La oferta alimenticia de una escuela está influenciada por tradiciones locales y las condiciones socioeconómicas de las familias, pero también por la política pública. El 6 marzo pasado la Cámara de Diputados aprobó la Ley General de Alimentación Adecuada y Sostenible (LGAAS). Esta Ley, de 111 artículos, define la alimentación como un derecho humano y establece la obligación del Estado de garantizar el acceso libre, suficiente y adecuado a la comida para la población.
La Ley reconoce que la escuela es un espacio importante para la promoción y el consumo de alimentos adecuados. En este sentido, la Ley dispone una serie de acciones interinstitucionales que van desde programas de educación nutricional hasta la vinculación de la escuela con cooperativas agroecológicas locales. De esta Ley derivarán políticas públicas que moldearán la alimentación escolar. Es, entonces, necesario conocer las políticas de alimentación escolar actuales, cómo han sido implementadas en el día a día y sus limitaciones.
Política sobre el cuerpo y por la boca
No es la primera vez que la preparación, venta y consumo de comida en la Escuela Emiliano Zapata, tendrá que ajustarse a una política pública. En 2008, ante la implementación del Programa de Escuelas de Tiempo Completo (PETC), que incluía ampliar el horario escolar, cambió la dinámica para la provisión de alimentos. Como parte del PETC, las escuelas participantes debían instalar una cocina y ofrecer dos comidas durante la jornada: desayuno, entre las 10:00 y 10:30 am, y refrigerio, alrededor de la 1 pm.
Con más voluntad que recursos –el financiamiento público nunca llegó–, la comunidad puso en marcha la cocina para alimentar, dos veces al día, a los poco más de 100 alumnos. Para cubrir el costo de los insumos, se estableció el cobro de una cuota de seis pesos por estudiante. La tarea de cocinar quedó en manos de grupos de madres voluntarias, doña Martha, entre ellas, quienes dedicaban un día a la semana para preparar el desayuno. Con esta forma de repartición del trabajo se pretendía reducir los costos de producción. Nunca funcionó. Para 2009, el costo del desayuno se aumentó a ocho pesos para poder también cubrir un salario diario para cuatro cocineras. La oferta de dos comidas al día no fue sostenible. Después de un par de años de intentar funcionar como una escuela de tiempo completo, la Emiliano Zapata decidió retirarse parcialmente del programa y volver a ofrecer únicamente desayunos.

Entre 2011 y 2013, la primaria Zapata participó en el pilotaje de un programa de alimentación “saludable” diseñado e implementado de manera conjunta entre la corporación transnacional de alimentos y bebidas Nestlé y la Secretaría de Educación de Veracruz (SEV). Este programa, SUMA-Nutrir, buscaba transmitir información nutricional a estudiantes, docentes, cocineras y madres de familia.
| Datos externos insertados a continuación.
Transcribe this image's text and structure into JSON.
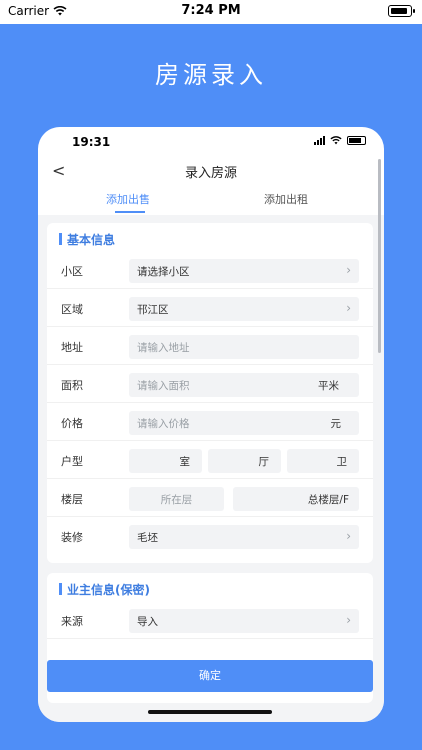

Para esto se repartieron libros, posters y recetarios, se crearon jornadas de educación nutricional y se enseñó a las y los docentes cómo incluir la alimentación saludable como contenido curricular. Casi simultáneamente, entraron en vigor los Lineamientos Generales para el Expendio o Distribución de Alimentos y Bebidas en los Establecimientos de Consumo Escolar de 2010 (Lineamientos 2010, por brevedad), una regulación que buscaba disminuir el consumo de productos ultra-procesados y alimentos con alto contenido de sodio, grasas y azúcares, a través de regular la preparación, venta y consumo de comida en la escuela.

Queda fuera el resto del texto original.